The fix is less about the medium and more about making the assignment findable. It has to live somewhere the parent can pull up on a phone, mid-week, without hunting for it.
What a parent portal actually does
A parent portal is just a fancy way of saying “a single link that shows this week’s assignment”. In CantoBase, the link works like this:
- You tap “publish assignment” in the student’s page after the lesson
- The parent gets one email with one link
- The link opens a page showing: the current piece, the specific measures to focus on, any attached audio or PDF, and any notes you added
- No login required, no password reset, no app to install
The parent can pull it up on Tuesday at 4pm when homework is done, see exactly what the student is supposed to work on, and ask the specific question. That is the whole trick.
Lesson notes that parents can read (and the ones they shouldn’t)
Not everything from the lesson should be parent-facing. Some notes are for you (posture issues, nervous tics, technique problems you are working on quietly). Some are for the parent (what to practice, how long, in what order).
CantoBase lets you toggle visibility per note. Write whatever you need. Mark the teacher-only ones as private. Mark the rest as parent-visible. The parent sees the curated version, you keep the full picture.
This matters more than it sounds. You do not want to have to self-censor your notes just because parents can read them. Keeping two separate “documents” is annoying enough that most teachers stop doing it. One doc with a visibility toggle per note is the format that actually gets used.
What to do this week
If you want to test whether visibility helps your students practice, you do not need to change anything big. Try this for two weeks with three students:
- After each lesson, write one specific assignment (not “practice”; instead “play measures 9 to 16 of the Clementi 3 times slowly”)
- Send the parent a message with the exact assignment
- Ask the parent to reply after the week with one sentence: what got worked on, what did not
Two weeks is enough to see the shift. You will almost certainly notice:
- The students you expected to practice more, practice more
- The students you worried about, you now know for sure whether it is a practice problem or a teaching problem (big difference)
How CantoBase handles this
CantoBase gives you:
- Assignments with file attachments (PDFs, recordings, YouTube links) that publish to the parent portal with one tap
- Lesson notes with a visibility toggle per note (parent-visible or teacher-only)

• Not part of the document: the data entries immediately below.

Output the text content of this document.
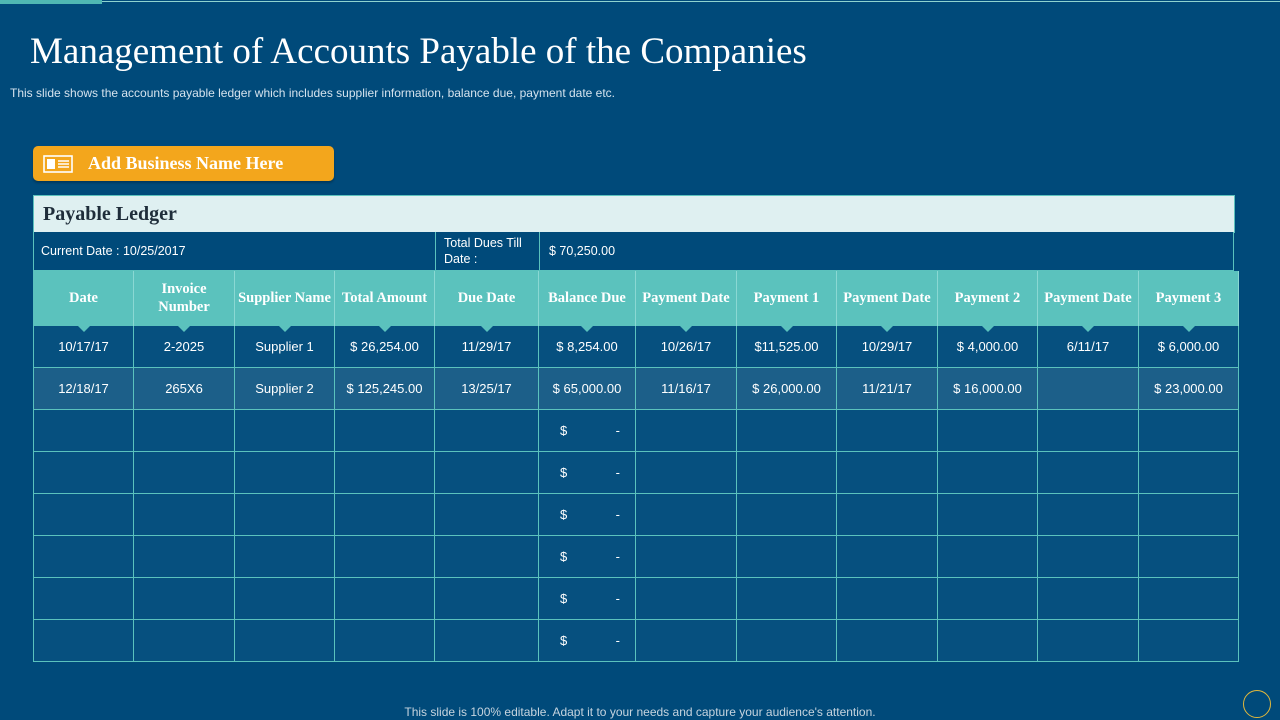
Management of Accounts Payable of the Companies
This slide shows the accounts payable ledger which includes supplier information, balance due, payment date etc.
Add Business Name Here
Payable Ledger
Current Date : 10/25/2017
Total Dues Till Date :
$ 70,250.00
Date	Invoice Number	Supplier Name	Total Amount	Due Date	Balance Due	Payment Date	Payment 1	Payment Date	Payment 2	Payment Date	Payment 3
10/17/17	2-2025	Supplier 1	$ 26,254.00	11/29/17	$ 8,254.00	10/26/17	$11,525.00	10/29/17	$ 4,000.00	6/11/17	$ 6,000.00
12/18/17	265X6	Supplier 2	$ 125,245.00	13/25/17	$ 65,000.00	11/16/17	$ 26,000.00	11/21/17	$ 16,000.00		$ 23,000.00

					$ -						

					$ -						

					$ -						

					$ -						

					$ -						

					$ -						

This slide is 100% editable. Adapt it to your needs and capture your audience's attention.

- Practice logs that parents can mark off, so you and the parent both see what got done each day of the week
- A parent portal that works from a link without a password
You can try it with a 30-day trial and see if the practice numbers move. If they do not, the tool is not the bottleneck and at least you know.
Frequently asked questions
Why don’t music students practice even when they like the instrument?
The most common reason is logistical, not motivational. They forget the specific assignment, the parent does not know what to ask, and there is no visible finish line for the week. Improving visibility and specificity fixes most of it.
How much practice should I expect from a beginner music student?
For under-10 beginners, 10 to 15 minutes a day, 4 to 5 days a week is typical. For teens and adults, 20 to 30 minutes. Quality and specificity matter far more than raw time.
Should parents be in the practice room with young students?
For students under 7, yes (at least briefly). By 8 to 10, they can often self-direct if the assignment is specific and short. By 12+, parent involvement shifts to light accountability rather than active coaching.
Does CantoBase require parents to download an app?
No. Parents open the portal through a signed link. No app, no account, no password.
How is this different from sending an email after each lesson?
Emails are one-shot. A portal link stays current all week, so parents can re-open it on Tuesday to check the specific assignment without having to dig through their inbox.